Another axis defines morality. Is it a black and white world like the Silver Age where good and evil are easily determined? Is it a world of grays? One where it is impossible to judge who is right or wrong.
The weirdness of the world represents a third axis. Beyond the impact super-beings have on history, how odd is the world? Are the citizens used to Atlantean Invasions? Or does the appearance of a flying man shock them?
Another consideration for axes of design is what roll do super-beings play? Are they expected to line up as heroes and villains? Or do they show up in all sorts of ways of life, like one sees in the comic Powers or the RPG Mutant City Blues.
That's the basics of the game. There's a lot of details - things like different damage types (killing damage for example), use of willpower to modify rolls, etc. which might be covered again in the future.
As far as my impressions of the game go... I will say it is a game with a bit of learning curve. It does things a bit differently from other games - for example everyone rolling at once requires some careful record-keeping for a declaration phase - computerized tools make life much easier, especially in battles with a lot of combatants (thought the game does have mook rules).
One thing that has caused me issues is the fact that the game assumes no one is trying to break the game. You know how some parents begin sentences with "I love my kids but..."? Well I love my players but I do have some that really enjoy seeing what they can do within the boundaries of the rules. A lesson I've learned from this is the necessity of conversation and being willing to say no. Or at the very least, "yes, but..." Wild Talents is a game that has some wide-open options but it comes at a cost - the game can very easily be abused and it is something that GMs need to look out for - and it is possible to abuse without even trying to. For example I had a player who wanted to be excellent at unarmed combat. Two hard dice taken and loe and behold we had a bare-handed killer on our hands when it wasn't what he'd intended.
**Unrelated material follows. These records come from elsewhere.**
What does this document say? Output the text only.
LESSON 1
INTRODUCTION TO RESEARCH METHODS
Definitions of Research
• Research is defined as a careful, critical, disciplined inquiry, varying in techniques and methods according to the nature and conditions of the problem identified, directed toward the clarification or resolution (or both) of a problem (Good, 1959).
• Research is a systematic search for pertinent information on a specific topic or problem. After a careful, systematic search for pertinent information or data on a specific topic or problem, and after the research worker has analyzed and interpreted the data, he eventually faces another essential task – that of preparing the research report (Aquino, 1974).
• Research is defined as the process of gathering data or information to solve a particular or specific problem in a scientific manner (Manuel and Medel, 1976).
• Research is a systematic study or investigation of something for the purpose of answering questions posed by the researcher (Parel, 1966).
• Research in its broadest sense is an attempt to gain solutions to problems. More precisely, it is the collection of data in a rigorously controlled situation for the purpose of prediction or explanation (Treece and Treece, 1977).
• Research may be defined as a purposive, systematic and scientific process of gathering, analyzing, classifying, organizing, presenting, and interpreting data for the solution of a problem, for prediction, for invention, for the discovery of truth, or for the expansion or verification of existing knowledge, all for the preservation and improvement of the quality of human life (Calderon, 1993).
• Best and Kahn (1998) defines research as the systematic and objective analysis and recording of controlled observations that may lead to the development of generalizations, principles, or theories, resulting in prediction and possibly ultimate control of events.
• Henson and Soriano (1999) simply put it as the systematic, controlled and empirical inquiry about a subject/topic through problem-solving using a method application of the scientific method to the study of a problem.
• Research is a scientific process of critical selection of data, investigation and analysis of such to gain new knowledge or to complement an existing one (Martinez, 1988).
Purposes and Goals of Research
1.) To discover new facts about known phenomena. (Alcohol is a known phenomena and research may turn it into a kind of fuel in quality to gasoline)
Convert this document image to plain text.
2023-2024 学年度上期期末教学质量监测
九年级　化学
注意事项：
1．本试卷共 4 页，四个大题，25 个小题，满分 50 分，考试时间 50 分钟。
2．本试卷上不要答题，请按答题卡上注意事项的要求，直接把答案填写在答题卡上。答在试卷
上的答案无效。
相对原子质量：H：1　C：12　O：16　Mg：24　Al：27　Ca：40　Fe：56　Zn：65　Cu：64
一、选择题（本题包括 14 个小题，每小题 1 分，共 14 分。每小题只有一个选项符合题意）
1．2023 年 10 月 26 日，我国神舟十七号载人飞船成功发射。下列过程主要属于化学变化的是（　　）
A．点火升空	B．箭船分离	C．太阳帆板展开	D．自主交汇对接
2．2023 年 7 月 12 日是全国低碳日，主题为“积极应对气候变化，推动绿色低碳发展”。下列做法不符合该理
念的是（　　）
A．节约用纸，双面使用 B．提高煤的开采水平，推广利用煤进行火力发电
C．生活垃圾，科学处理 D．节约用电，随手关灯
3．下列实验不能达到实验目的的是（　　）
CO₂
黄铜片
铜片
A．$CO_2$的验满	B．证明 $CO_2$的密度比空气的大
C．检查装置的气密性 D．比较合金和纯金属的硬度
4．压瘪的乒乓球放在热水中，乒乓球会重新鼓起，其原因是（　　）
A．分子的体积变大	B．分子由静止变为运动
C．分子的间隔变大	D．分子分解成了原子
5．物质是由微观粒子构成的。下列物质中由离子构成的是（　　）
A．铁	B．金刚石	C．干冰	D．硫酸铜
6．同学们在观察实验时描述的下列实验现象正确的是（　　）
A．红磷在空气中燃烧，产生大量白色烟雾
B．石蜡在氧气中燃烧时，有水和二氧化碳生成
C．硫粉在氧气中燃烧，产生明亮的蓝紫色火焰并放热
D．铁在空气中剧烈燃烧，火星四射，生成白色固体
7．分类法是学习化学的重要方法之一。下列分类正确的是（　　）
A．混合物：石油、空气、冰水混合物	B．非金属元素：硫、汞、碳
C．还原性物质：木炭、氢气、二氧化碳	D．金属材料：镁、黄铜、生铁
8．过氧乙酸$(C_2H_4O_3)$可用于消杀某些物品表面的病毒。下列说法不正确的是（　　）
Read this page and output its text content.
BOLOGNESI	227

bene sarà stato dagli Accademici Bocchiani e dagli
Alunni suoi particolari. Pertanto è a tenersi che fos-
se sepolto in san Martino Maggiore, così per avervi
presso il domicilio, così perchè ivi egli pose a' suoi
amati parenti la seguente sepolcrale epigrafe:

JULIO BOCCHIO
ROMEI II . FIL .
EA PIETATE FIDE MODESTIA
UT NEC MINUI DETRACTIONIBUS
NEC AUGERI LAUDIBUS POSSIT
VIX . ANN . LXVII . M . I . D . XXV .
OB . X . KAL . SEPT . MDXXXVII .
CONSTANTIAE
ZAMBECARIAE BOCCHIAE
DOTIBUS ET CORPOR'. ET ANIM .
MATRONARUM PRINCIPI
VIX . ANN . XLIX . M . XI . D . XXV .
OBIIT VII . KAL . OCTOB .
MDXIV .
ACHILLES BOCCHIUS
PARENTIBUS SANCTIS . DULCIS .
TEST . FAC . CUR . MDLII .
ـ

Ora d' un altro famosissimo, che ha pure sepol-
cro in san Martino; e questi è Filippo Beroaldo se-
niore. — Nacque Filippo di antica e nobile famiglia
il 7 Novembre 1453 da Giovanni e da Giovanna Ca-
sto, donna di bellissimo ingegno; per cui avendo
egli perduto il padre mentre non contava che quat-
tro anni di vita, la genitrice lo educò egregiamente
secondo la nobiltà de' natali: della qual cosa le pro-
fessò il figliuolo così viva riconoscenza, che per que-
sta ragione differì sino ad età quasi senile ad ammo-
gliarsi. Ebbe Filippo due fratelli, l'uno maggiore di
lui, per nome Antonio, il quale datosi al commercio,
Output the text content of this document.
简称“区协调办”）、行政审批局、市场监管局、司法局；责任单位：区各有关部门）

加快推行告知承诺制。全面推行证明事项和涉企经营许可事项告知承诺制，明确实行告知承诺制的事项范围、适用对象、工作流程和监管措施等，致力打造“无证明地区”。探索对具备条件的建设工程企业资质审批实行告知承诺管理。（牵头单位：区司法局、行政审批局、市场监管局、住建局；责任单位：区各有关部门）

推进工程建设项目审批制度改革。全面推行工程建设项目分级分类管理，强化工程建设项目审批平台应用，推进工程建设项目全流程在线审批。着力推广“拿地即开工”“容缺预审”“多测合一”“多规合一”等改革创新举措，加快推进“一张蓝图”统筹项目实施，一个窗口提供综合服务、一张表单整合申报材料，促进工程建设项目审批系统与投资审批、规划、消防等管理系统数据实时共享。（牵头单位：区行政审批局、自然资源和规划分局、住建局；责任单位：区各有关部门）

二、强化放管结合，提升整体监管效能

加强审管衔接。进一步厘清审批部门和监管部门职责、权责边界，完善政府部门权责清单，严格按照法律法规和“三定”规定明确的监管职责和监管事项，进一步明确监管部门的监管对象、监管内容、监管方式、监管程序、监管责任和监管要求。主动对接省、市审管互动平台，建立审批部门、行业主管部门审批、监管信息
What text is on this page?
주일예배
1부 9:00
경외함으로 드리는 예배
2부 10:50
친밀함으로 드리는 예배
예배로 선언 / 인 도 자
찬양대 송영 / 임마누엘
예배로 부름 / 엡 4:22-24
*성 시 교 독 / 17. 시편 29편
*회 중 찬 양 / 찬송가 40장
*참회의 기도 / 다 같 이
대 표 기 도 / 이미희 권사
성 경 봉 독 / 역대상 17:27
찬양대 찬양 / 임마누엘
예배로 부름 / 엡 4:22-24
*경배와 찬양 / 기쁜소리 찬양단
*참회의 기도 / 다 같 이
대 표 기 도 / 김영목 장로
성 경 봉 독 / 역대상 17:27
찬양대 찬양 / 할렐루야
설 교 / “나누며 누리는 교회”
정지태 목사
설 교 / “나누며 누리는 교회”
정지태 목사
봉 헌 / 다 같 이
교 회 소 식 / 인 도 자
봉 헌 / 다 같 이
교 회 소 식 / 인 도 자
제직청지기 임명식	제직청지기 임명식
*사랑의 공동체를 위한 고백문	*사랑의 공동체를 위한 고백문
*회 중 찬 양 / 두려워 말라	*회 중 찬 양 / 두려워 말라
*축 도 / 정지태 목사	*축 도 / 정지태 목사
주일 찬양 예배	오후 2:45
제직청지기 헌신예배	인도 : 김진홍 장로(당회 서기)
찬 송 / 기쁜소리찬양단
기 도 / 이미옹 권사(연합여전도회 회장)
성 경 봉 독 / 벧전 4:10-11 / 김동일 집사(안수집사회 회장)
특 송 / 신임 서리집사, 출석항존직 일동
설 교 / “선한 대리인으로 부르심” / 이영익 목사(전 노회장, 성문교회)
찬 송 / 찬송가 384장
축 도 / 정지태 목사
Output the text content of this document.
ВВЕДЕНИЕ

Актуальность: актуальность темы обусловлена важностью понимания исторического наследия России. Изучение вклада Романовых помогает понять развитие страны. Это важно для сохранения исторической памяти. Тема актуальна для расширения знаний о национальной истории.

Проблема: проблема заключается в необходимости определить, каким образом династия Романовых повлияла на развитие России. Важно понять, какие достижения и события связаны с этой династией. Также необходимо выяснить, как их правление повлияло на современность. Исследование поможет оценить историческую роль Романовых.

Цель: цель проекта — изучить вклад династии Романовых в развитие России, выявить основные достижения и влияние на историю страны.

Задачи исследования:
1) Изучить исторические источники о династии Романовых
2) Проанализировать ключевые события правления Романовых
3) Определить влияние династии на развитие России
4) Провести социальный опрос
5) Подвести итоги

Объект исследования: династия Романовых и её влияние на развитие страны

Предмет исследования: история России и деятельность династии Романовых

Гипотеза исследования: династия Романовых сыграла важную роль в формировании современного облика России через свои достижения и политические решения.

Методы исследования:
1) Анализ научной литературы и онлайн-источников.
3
This isn't to sound negative- Wild Talents is a game I really like and one that I'll probably GM or play again. But I would advise carefully setting up the ground rules of character generation at the start and carefully working with players to realize characters. It is not a game where I'd simply tell players to stat up some characters and show up.
Wild Talents is a very flexible game. It allows for easy building of powers - it is a lot less crunchy than games like Hero/Champions. The settings Arc Dream has published indicate how flexible it is - it has been used for American Civil War supers with This Favored Land. Kerberos Club gives us a glimpse of a Victorian supers setting. Grim War shows us a modern setting of magic, mutants, and vast organizations.
What does it work best for? According to the rules the inspiration comes from comics like The Dark Knight Returns, Top 1o, The Ultimates, The League of Extraordinary Gentlemen, and Watchmen as well as films like Batman Begins, The Dark Knight, Iron Man, Spider-Man, X-Men, and The Matrix. In my experience, ramping up the grittiness to near-realism like that of Godlike is pretty easy. Ramping down to a Silver Age is doable but I suspect that there might be better engines for that.
(Note - this review was a little more freeform than some of my previous ones - I may well revisit this, especially if I find myself playing Wild Talents again in the future.)